The museum did boost its meager contemporary holdings during "one really terrific period when Adelyn Breeskin worked for us," Broun said. Formerly director of the Baltimore Museum of Art, Breeskin was curator of contemporary painting and sculpture and then senior curatorial advisor at the art museum from 1967 to 1986. "She worked here until her 89th birthday." She approached such artists as Robert Rauschenberg, Jasper Johns and Isamu Noguchi, and asked for gifts for the national collection. But when the Hirshhorn Museum opened in 1972, it became the Smithsonian's chief repository for contemporary work, which slowed SAAM's collecting momentum. The two museums' directors were made ex-officio members of each other's boards, "for the purpose of avoiding overlap in the collection," Broun noted.

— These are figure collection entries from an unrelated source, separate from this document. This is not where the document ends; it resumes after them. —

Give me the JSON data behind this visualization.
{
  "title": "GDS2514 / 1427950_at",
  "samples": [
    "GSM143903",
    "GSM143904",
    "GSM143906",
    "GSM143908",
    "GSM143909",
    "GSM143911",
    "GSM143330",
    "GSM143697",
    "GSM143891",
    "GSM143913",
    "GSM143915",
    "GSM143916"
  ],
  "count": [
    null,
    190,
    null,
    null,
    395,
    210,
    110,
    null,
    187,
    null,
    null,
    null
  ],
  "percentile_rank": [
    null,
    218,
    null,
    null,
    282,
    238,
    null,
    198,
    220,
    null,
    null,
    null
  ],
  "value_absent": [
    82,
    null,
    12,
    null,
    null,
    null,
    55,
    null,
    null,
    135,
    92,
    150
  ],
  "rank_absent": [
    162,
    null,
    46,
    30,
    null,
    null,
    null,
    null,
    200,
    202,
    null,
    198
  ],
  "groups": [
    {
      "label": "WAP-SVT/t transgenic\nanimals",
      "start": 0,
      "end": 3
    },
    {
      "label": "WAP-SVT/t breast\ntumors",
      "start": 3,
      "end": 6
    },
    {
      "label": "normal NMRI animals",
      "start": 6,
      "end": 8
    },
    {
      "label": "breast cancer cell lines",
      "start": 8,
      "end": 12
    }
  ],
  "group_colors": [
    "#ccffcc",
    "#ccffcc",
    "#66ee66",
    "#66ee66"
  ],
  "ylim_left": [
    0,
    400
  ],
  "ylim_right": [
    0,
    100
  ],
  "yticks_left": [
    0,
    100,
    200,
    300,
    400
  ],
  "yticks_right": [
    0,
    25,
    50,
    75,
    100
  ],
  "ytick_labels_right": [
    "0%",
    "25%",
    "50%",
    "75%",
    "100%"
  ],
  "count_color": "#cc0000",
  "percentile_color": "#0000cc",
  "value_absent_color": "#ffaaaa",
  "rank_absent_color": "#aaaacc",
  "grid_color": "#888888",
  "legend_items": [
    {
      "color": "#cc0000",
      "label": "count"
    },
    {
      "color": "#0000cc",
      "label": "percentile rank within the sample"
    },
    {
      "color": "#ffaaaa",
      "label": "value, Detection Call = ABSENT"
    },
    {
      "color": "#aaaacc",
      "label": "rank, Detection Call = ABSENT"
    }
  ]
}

That changed last year, when Ned Rifkin, who had recently been director of the Hirshhorn and is now the Smithsonian's under secretary for art, told Broun that he "felt the idea that we should avoid overlap no longer makes sense." Each can now freely pursue its own contemporary quarry, and the Hirshhorn has lent some of the finest recent art now on view at SAAM, including works by Jackson Pollock and Agnes Martin. But Broun also wants to carve out a niche that will distinguish SAAM from its sister institution by putting a stronger emphasis on new-media works. SAAM's two video walls by Nam June Paik are "emblematic of this direction," Broun said.
Meanwhile, the American Art Museum's cohabitant in the refurbished building is also trying to make up for lost time in collecting contemporary work. The NPG has wisely dropped the "10-years-dead" rule for its sitters. But because the primary criterion for NPG's acquisitions is the importance of the portrait subject, artistic quality sometimes gets shortchanged. Worthy new additions include Alex Katz's portrait of John Updike. But no art museum should have countenanced the NPG's permanent "Champions" display--dismally inept depictions of professional athletes. "Bravo" devoted to performing-arts stars, is not much better. Director Marc Pachter's acquisitions wish list includes scientists, colonial figures and former first ladies. A well-executed portrait of Hillary Rodham Clinton, painted in profile by Ginny Stanford, is the first likeness of a first lady directly commissioned by the NPG, and it is included in the inaugural display.